Multiple paragliders in bright colours soaring above the green Kangra Valley from the Billing launch site with the Dhauladhar range as backdrop
← Himachal Pradesh

Bir Billing

"On the ground it's butter tea and chortens; up there it's just air and the whole valley below you."

I came to Bir with no intention of paragliding. I had been moving through the higher altitudes for weeks — Spiti, Kinnaur, a difficult road back through Mandi — and Bir felt like somewhere to stop and breathe and eat something that wasn’t dal. Within twelve hours of arriving I had signed up for a tandem flight from Billing the next morning, which is not how I had planned to spend the money, but which turned out to be one of those decisions that you forgive immediately upon landing.

Bir is not what you expect from the phrase “paragliding capital.” There is no alpine resort architecture, no ski-lift aesthetic. The town is, at its core, a Tibetan exile community that settled here in the 1960s — smaller and less famous than McLeod Ganj, but in some ways more itself for the relative obscurity. The main Tibetan Colony area has a monastery (the Chokling Monastery, with its remarkable prayer hall and a thangka collection of genuine depth), a handful of guesthouses run by Tibetan families, and a market street where you can get butter tea and momo and excellent fresh-roasted coffee made by a Tibetan woman who learned the process from a YouTube channel and has refined it over five years into something surprisingly good.

A paraglider pilot and passenger soaring in silence above a quiltwork of green rice and wheat terraces in the Kangra Valley far below Billing

The Billing launch site is 14 kilometres above Bir along a switchback road that climbs through oak and rhododendron forest to a high meadow at 2400 metres. The morning I went, there were maybe thirty pilots preparing equipment in a meadow wet with dew, checking wind instruments, studying the sky with the focused attention of people who have staked professional reputation on their ability to read air. My instructor — a man from Bir who had been flying for twelve years and had the calm of someone for whom altitude is simply the natural condition — briefed me in eight minutes and then we ran off a ridge into air that felt like it had no right to hold us.

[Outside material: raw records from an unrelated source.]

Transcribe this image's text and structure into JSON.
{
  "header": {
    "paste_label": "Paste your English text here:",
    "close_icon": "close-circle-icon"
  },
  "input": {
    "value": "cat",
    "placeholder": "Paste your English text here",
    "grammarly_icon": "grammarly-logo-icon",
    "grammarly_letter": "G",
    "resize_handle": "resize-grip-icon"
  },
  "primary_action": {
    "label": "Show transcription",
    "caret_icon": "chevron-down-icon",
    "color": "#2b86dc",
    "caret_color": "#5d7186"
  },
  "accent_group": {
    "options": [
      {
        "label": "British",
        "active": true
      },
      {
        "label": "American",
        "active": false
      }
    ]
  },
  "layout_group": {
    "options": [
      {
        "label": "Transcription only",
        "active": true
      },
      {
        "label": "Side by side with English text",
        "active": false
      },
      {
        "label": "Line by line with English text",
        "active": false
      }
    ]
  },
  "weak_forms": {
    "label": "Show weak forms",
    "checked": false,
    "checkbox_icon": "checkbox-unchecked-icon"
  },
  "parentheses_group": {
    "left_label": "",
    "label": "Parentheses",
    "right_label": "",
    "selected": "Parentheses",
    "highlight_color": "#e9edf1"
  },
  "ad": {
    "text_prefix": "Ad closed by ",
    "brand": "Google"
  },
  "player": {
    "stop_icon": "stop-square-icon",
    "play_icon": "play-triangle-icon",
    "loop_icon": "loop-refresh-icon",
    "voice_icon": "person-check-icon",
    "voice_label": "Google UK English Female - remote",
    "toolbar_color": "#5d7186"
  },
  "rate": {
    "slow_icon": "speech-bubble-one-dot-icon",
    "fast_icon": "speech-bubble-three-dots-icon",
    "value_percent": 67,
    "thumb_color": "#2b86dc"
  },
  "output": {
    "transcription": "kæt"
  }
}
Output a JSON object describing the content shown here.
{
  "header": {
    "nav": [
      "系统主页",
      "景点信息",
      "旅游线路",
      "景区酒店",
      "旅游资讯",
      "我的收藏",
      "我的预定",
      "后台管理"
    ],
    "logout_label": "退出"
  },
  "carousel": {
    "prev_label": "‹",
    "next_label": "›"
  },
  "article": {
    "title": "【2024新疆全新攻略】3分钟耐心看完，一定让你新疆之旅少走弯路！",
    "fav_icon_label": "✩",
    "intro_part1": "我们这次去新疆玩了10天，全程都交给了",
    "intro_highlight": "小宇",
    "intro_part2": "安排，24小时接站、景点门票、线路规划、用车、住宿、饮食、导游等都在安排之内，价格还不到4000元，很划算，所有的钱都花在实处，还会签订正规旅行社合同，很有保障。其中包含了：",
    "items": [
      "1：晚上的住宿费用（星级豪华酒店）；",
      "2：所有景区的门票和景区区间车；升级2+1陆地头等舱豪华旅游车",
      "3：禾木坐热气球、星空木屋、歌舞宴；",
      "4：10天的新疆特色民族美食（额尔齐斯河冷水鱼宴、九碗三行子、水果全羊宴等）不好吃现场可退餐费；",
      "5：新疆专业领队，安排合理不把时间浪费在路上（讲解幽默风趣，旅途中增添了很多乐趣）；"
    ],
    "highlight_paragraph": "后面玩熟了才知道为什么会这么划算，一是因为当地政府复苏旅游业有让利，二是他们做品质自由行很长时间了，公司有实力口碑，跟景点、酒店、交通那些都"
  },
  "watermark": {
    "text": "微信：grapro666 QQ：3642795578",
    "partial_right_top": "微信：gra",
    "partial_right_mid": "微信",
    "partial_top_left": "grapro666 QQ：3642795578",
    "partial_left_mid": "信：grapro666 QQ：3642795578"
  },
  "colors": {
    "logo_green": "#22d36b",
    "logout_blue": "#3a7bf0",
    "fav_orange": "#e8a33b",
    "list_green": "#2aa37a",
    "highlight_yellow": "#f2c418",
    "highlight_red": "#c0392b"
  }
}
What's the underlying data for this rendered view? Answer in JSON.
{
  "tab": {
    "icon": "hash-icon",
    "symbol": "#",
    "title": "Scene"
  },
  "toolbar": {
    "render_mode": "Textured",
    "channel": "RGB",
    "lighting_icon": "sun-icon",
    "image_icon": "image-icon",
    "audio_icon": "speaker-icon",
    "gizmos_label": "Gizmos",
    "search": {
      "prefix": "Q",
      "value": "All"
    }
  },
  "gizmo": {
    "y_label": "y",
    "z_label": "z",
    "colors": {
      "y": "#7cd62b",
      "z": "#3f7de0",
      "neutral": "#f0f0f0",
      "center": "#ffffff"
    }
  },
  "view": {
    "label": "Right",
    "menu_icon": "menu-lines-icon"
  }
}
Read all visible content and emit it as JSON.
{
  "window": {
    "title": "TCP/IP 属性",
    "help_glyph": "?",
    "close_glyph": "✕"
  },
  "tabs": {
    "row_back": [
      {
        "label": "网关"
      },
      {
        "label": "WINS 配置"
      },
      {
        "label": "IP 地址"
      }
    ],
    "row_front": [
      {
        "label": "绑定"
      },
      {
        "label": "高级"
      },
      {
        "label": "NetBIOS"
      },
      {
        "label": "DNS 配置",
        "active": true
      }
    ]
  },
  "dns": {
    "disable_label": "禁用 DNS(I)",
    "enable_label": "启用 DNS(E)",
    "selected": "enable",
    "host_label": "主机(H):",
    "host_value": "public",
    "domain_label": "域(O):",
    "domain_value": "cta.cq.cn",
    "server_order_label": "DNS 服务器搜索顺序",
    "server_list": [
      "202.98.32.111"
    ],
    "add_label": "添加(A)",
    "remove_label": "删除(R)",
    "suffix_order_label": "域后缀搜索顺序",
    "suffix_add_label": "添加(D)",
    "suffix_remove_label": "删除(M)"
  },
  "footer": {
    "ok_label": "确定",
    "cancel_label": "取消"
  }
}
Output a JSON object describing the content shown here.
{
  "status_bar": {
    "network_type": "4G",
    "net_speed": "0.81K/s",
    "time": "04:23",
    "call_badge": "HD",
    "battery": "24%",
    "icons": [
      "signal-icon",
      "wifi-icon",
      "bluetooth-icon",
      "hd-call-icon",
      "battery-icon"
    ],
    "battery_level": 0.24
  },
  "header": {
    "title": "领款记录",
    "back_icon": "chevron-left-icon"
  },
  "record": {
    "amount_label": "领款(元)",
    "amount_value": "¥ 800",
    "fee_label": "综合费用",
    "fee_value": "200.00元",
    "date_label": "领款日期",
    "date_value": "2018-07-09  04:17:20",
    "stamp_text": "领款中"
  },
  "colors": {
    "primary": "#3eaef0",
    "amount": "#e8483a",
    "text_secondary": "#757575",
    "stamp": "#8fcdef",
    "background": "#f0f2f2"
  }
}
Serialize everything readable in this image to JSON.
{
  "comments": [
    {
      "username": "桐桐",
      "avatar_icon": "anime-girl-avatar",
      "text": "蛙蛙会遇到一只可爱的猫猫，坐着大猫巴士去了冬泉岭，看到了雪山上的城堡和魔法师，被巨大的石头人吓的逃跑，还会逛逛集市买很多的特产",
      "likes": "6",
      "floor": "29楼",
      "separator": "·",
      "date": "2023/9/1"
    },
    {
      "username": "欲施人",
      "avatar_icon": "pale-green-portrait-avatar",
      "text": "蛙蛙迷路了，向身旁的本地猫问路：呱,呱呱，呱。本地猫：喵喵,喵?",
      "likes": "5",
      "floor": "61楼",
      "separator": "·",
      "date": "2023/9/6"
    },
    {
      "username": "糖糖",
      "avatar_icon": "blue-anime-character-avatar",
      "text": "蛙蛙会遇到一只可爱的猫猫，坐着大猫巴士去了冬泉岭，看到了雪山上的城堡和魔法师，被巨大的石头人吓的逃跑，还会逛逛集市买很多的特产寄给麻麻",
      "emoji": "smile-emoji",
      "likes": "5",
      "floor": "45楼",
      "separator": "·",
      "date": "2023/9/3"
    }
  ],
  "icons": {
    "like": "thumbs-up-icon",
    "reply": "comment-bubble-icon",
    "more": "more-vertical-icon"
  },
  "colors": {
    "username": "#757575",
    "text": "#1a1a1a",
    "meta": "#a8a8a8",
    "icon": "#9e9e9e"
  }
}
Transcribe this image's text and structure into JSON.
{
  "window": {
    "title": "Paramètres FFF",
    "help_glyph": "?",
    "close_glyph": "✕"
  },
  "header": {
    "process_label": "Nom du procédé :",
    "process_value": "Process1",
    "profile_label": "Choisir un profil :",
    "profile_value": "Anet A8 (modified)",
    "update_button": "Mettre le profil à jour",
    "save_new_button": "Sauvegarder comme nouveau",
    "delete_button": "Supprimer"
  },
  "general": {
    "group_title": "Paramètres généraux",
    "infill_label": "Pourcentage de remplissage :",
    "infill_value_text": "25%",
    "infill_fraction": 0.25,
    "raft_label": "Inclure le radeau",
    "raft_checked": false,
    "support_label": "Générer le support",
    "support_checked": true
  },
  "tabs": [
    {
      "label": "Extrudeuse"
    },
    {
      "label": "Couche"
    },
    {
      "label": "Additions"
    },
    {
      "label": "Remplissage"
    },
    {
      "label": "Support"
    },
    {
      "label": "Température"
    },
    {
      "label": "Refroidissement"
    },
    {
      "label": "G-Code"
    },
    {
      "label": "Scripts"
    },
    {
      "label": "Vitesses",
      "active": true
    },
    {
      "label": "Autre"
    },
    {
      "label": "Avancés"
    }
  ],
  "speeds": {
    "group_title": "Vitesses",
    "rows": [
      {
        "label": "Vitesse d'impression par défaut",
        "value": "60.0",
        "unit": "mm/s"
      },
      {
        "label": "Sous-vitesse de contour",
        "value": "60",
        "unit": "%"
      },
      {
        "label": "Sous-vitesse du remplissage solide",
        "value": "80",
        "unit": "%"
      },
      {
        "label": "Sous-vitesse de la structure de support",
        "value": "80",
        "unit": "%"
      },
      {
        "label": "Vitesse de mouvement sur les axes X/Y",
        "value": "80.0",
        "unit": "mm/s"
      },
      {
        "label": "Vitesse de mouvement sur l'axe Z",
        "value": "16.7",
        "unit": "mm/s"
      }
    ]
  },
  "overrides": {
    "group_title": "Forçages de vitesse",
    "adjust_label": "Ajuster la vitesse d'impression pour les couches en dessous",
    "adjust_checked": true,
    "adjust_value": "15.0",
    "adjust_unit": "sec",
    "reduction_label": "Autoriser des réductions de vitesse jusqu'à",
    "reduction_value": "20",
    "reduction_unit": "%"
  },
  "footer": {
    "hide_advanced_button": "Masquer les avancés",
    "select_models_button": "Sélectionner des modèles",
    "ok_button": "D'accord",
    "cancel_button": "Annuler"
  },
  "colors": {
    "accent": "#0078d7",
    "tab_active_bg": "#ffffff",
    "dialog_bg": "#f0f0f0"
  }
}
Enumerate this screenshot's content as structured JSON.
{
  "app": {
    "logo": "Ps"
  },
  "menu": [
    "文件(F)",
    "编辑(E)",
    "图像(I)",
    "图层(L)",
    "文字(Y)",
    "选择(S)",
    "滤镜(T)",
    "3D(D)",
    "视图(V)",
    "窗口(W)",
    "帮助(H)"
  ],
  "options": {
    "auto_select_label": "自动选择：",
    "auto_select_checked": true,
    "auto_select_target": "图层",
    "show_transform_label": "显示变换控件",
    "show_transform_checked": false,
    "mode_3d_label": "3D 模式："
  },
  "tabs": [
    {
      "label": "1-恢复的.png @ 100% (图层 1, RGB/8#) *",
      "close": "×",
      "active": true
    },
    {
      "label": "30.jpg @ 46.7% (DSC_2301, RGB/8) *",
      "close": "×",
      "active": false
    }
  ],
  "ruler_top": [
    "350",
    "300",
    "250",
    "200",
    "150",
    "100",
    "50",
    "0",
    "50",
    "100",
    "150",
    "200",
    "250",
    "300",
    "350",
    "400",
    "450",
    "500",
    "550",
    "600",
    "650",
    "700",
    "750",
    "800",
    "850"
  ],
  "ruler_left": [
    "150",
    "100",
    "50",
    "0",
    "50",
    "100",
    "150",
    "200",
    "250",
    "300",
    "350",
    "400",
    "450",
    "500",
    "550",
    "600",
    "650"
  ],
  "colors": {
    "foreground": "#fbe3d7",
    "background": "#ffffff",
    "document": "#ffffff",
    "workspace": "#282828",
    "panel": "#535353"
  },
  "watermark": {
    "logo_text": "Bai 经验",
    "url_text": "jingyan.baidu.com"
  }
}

What struck me about the flight was not the fear — there was remarkably little, though I expected more — but the quality of the silence. At 1500 metres above the Kangra Valley, with the Dhauladhar range filling the northern skyline and the valley spreading south in its green geometry of rice terraces and rivers and village clusters, the sound was simply: nothing, and then wind, and then the occasional creak of the harness. The Beas River was a silver line in the valley floor. The Bir monastery roof was a pink square in the village below. A hawk turned in a thermal fifty metres to our left, uninterested in us.

The Kangra Valley below Bir is a destination in its own right that most visitors miss entirely. The valley is wide and lush and full of history — the Kangra Fort, once one of the wealthiest temples in India before Mahmud of Ghazni sacked it, still occupies an enormous promontory above the Banganga and Manjhi rivers. The Masrur rock temples, cut from a single sandstone ridge in the 8th century, sit in a location so incongruous (a flat agricultural plain, nothing dramatic on the approach) that their actual quality of carving comes as a genuine shock. These are not afterthoughts to a paragliding trip. They are the reason the valley deserves more time than most people give it.

The exterior of Chokling Monastery in Bir's Tibetan Colony with its maroon and gold facade and prayer wheels and a line of Tibetan butter lamps at the entrance

Bir works as a base with less sense of deprivation than many Himachal destinations. There are good guesthouses at various price points, a yoga center that is genuinely well-regarded rather than Instagram-marketed, and a cafe culture around the paragliding community — European instructors, Israeli travelers, Indian adventure enthusiasts — that produces the kind of mixed conversation I find reliably more interesting than the monoculture of the standard traveler circuit.

When to go: October and November are the peak paragliding months — the monsoon is over, the skies are clear, and the air thermals that make Billing one of the world’s premier flying sites are at their most reliable. March to June is the second season. Avoid July and August (monsoon). The Bir Billing Paragliding World Cup, held in October, brings international pilots and is worth planning around for the spectacle of professional flying.